Who was Karen to take offense over the facts of life?

“I’ll take your order,” the bartender offered.

“What’s with Miss Half-Jap? Too good for her job, is she?”

“Red’s a friend of hers,” the bartender excused gently.

“She cleans for me,” Milly said, “and I’ve been kind enough to let her keep her job.”

“What will you have?”

“The chowder and a half liter of white wine.”

The young men at Sadie’s table had closed in around her, and, before Milly’s supper arrived, they were walking Sadie to the door. She hesitated by Milly’s table.

“It’ll be none of mine,” Sadie said to Milly.

“Come on, Sadie,” one of the young men urged. “Time to go.”

“But what have you to be so high and mighty about?” Sadie demanded. “Some of us can’t catch a man. Some of us can’t keep one.”

“Oh, go throw up some place else,” Milly said in disgust.

She turned away from Sadie and met Karen’s peculiar blue gaze as she stood waiting to serve Milly.

She ate without appetite, troubled not so much by Sadie’s drunken attempt to put her down as by a new weariness of spirit. She no longer had the energy to enjoy her own spite.
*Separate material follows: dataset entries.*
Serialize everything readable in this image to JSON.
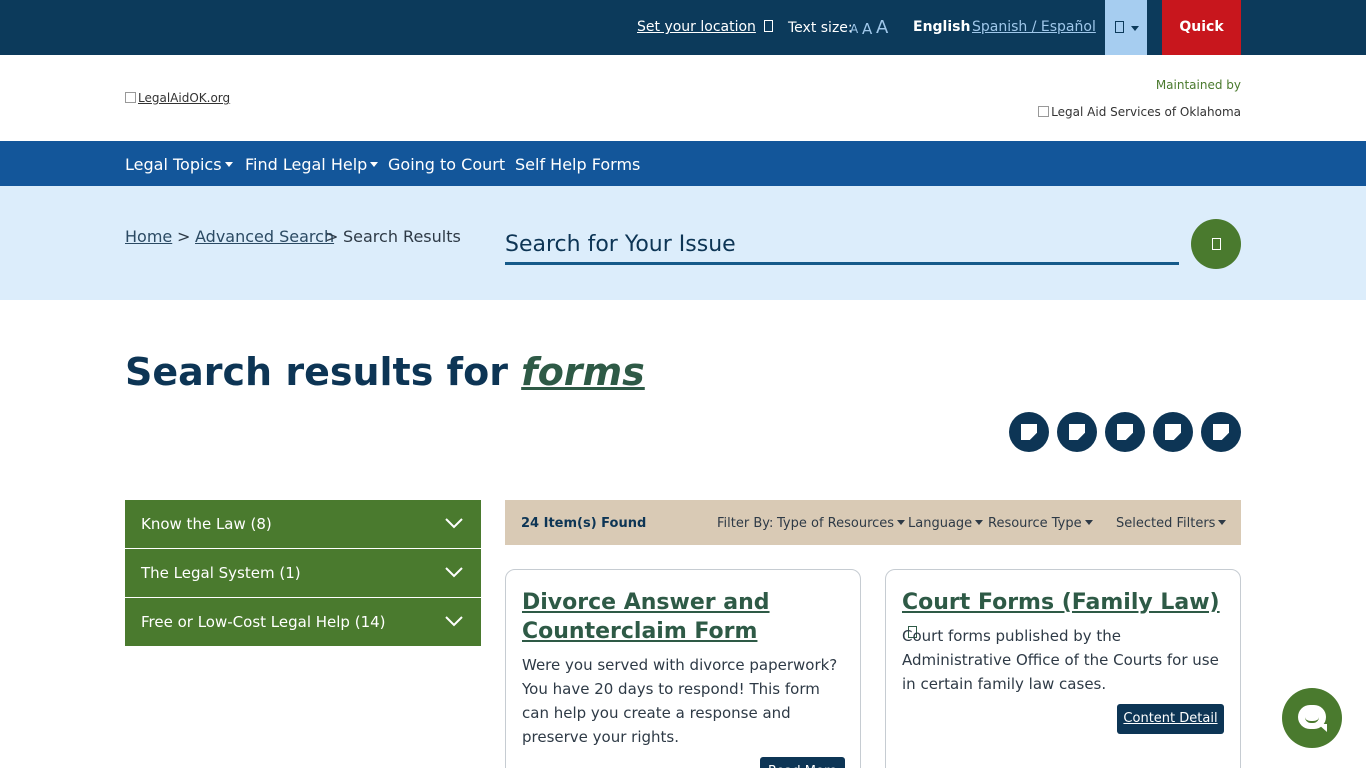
{
  "topbar": {
    "location_label": "Set your location",
    "text_size_label": "Text size:",
    "text_size_options": [
      "A",
      "A",
      "A"
    ],
    "lang_english": "English",
    "lang_spanish": "Spanish / Español",
    "quick_exit": "Quick Exit"
  },
  "header": {
    "logo_alt": "LegalAidOK.org",
    "maintained_by": "Maintained by",
    "partner_alt": "Legal Aid Services of Oklahoma"
  },
  "nav": {
    "items": [
      {
        "label": "Legal Topics",
        "dropdown": true
      },
      {
        "label": "Find Legal Help",
        "dropdown": true
      },
      {
        "label": "Going to Court",
        "dropdown": false
      },
      {
        "label": "Self Help Forms",
        "dropdown": false
      }
    ]
  },
  "breadcrumb": {
    "home": "Home",
    "sep": ">",
    "advanced": "Advanced Search",
    "current": "Search Results"
  },
  "search": {
    "placeholder": "Search for Your Issue"
  },
  "results": {
    "heading_prefix": "Search results for ",
    "term": "forms",
    "count": "24 Item(s) Found"
  },
  "share_icons": [
    "share-image-icon",
    "share-image-icon",
    "share-image-icon",
    "share-image-icon",
    "share-image-icon"
  ],
  "categories": [
    {
      "label": "Know the Law (8)"
    },
    {
      "label": "The Legal System (1)"
    },
    {
      "label": "Free or Low-Cost Legal Help (14)"
    }
  ],
  "filters": {
    "label": "Filter By:",
    "type_of_resources": "Type of Resources",
    "language": "Language",
    "resource_type": "Resource Type",
    "selected": "Selected Filters"
  },
  "cards": [
    {
      "title": "Divorce Answer and Counterclaim Form",
      "description": "Were you served with divorce paperwork? You have 20 days to respond! This form can help you create a response and preserve your rights.",
      "button": "Read More"
    },
    {
      "title": "Court Forms (Family Law)",
      "description": "Court forms published by the Administrative Office of the Courts for use in certain family law cases.",
      "button": "Content Detail"
    }
  ],
  "colors": {
    "topbar": "#0c3a5b",
    "nav": "#13569a",
    "band": "#dcedfb",
    "green": "#4a7a2e",
    "quick_exit": "#c8161d",
    "filter_bar": "#d9cab5"
  }
}
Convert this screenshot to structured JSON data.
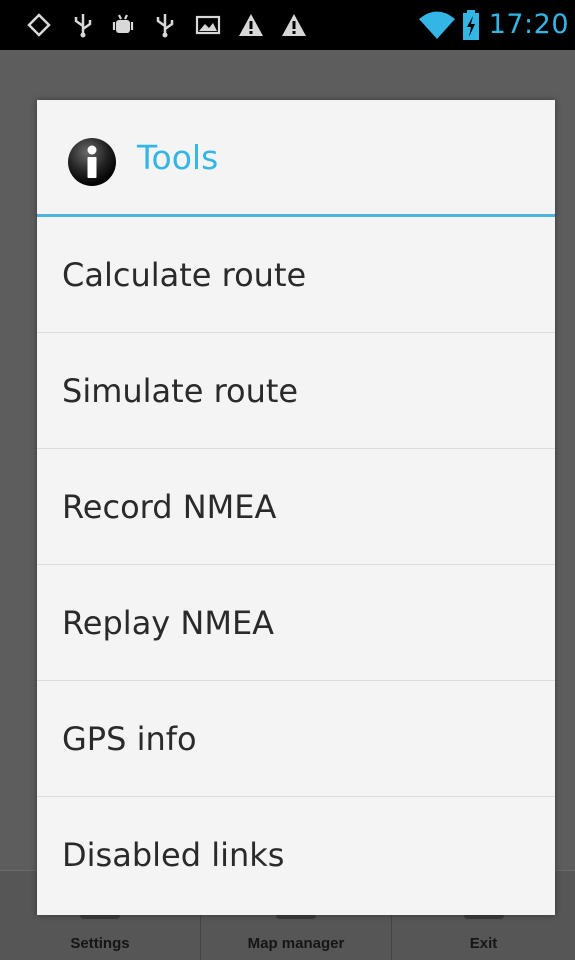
{
  "status_bar": {
    "time": "17:20",
    "icons": [
      "location-ring-icon",
      "usb-icon",
      "android-debug-icon",
      "usb-icon",
      "image-icon",
      "warning-icon",
      "warning-icon",
      "wifi-icon",
      "battery-charging-icon"
    ],
    "accent_color": "#33b5e5"
  },
  "dialog": {
    "title": "Tools",
    "icon": "info-icon",
    "accent_color": "#33b5e5",
    "items": [
      {
        "label": "Calculate route"
      },
      {
        "label": "Simulate route"
      },
      {
        "label": "Record NMEA"
      },
      {
        "label": "Replay NMEA"
      },
      {
        "label": "GPS info"
      },
      {
        "label": "Disabled links"
      }
    ]
  },
  "bottom_bar": {
    "items": [
      {
        "label": "Settings"
      },
      {
        "label": "Map manager"
      },
      {
        "label": "Exit"
      }
    ]
  }
}
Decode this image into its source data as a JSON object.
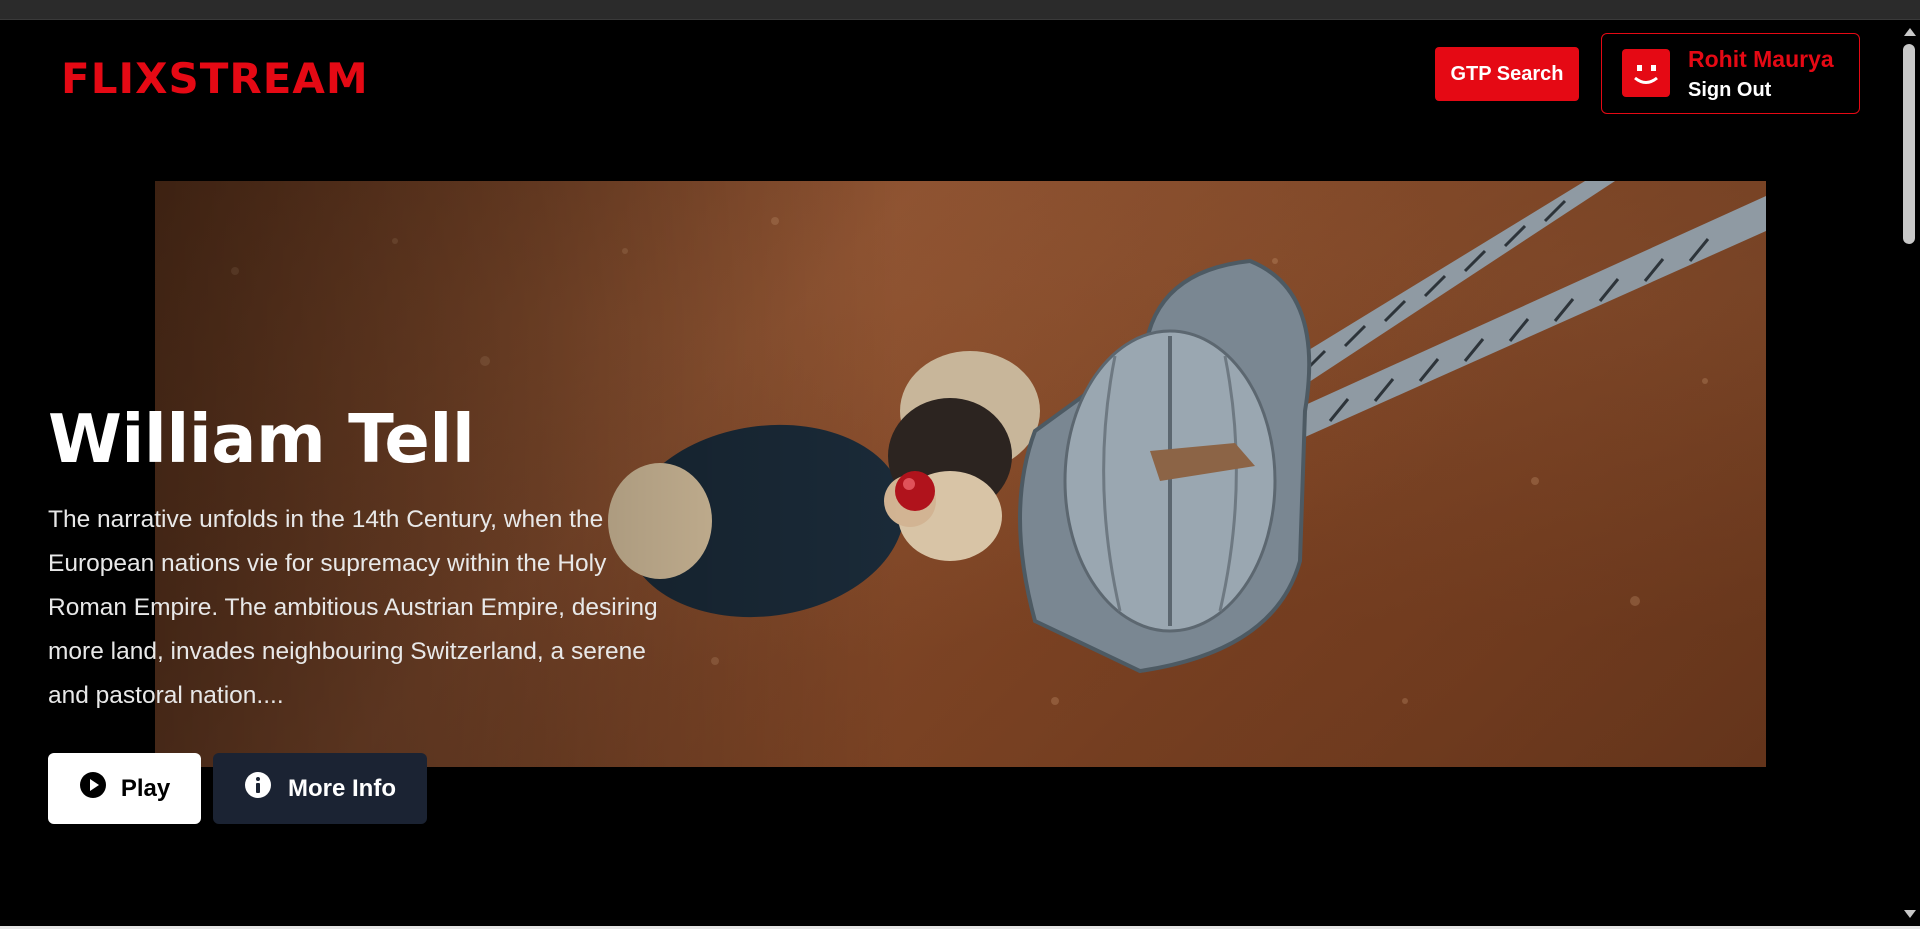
{
  "brand": {
    "logo": "FLIXSTREAM",
    "accent_color": "#e50914"
  },
  "header": {
    "gpt_search_label": "GTP Search",
    "user": {
      "name": "Rohit Maurya",
      "sign_out_label": "Sign Out",
      "avatar_icon": "smiley-avatar-icon"
    }
  },
  "hero": {
    "title": "William Tell",
    "overview": "The narrative unfolds in the 14th Century, when the European nations vie for supremacy within the Holy Roman Empire. The ambitious Austrian Empire, desiring more land, invades neighbouring Switzerland, a serene and pastoral nation....",
    "play_label": "Play",
    "play_icon": "play-circle-icon",
    "more_info_label": "More Info",
    "more_info_icon": "info-circle-icon",
    "backdrop_description_icon": "movie-backdrop-image"
  }
}
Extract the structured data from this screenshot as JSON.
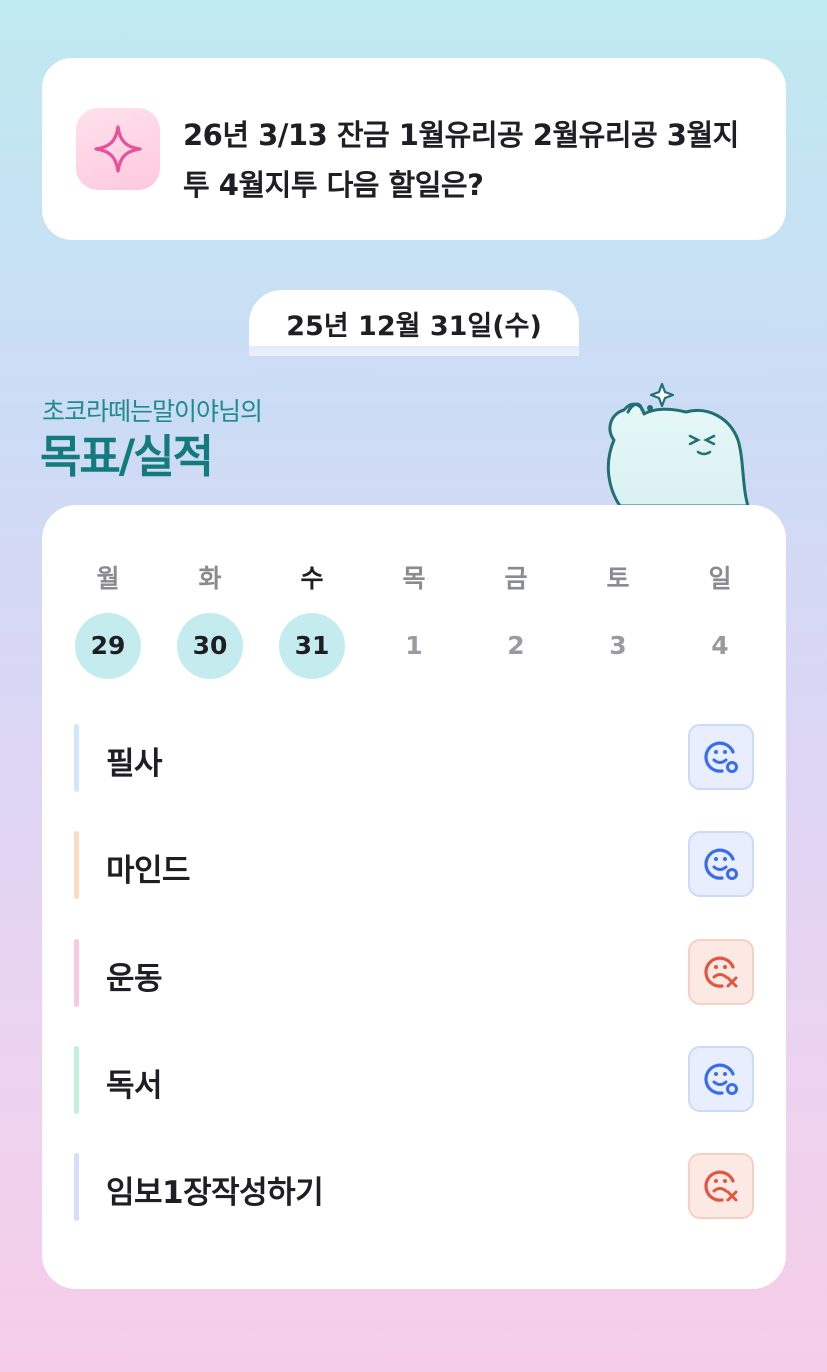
{
  "question": {
    "icon": "sparkle-icon",
    "text": "26년 3/13 잔금 1월유리공 2월유리공 3월지투 4월지투 다음 할일은?"
  },
  "date_label": "25년 12월 31일(수)",
  "header": {
    "owner_line": "초코라떼는말이야님의",
    "title": "목표/실적"
  },
  "week": {
    "days": [
      {
        "name": "월",
        "num": "29",
        "active": true
      },
      {
        "name": "화",
        "num": "30",
        "active": true
      },
      {
        "name": "수",
        "num": "31",
        "active": true,
        "today": true
      },
      {
        "name": "목",
        "num": "1",
        "active": false
      },
      {
        "name": "금",
        "num": "2",
        "active": false
      },
      {
        "name": "토",
        "num": "3",
        "active": false
      },
      {
        "name": "일",
        "num": "4",
        "active": false
      }
    ]
  },
  "tasks": [
    {
      "label": "필사",
      "color": "#cfe6fb",
      "status": "done",
      "icon": "smile-check-icon"
    },
    {
      "label": "마인드",
      "color": "#fbdcc0",
      "status": "done",
      "icon": "smile-check-icon"
    },
    {
      "label": "운동",
      "color": "#f8c9e2",
      "status": "miss",
      "icon": "frown-x-icon"
    },
    {
      "label": "독서",
      "color": "#bff0dc",
      "status": "done",
      "icon": "smile-check-icon"
    },
    {
      "label": "임보1장작성하기",
      "color": "#d3defa",
      "status": "miss",
      "icon": "frown-x-icon"
    }
  ],
  "colors": {
    "accent_teal": "#137a7d",
    "done_blue": "#3a6cf0",
    "miss_red": "#e2563f",
    "active_day_bg": "#c4ecef"
  }
}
She was still convalescent and needed to cosset herself.

“Dessert?” Karen asked.

Milly had lately been indulging in desserts.

“Not tonight,” Milly said, and then added, “Your father’s a very handsome man. You look a bit like him.”

She had meant to say something to indicate how watered down those pure good looks were in Karen’s half-breed face, but she didn’t. She was exhausted.

Chapter XIV

K
AREN WAS HELPING RAT
coil the hoses at the end of fire practice when Red’s call came into the hall.

“She says there’s no hurry,” Homer reported. “Old Miss James is dead.”

“On a day like this?” Rat asked, dropping his piece of hose.

The July sun shone down on their vigorous, contented bodies as they stood together with nothing to make of the news.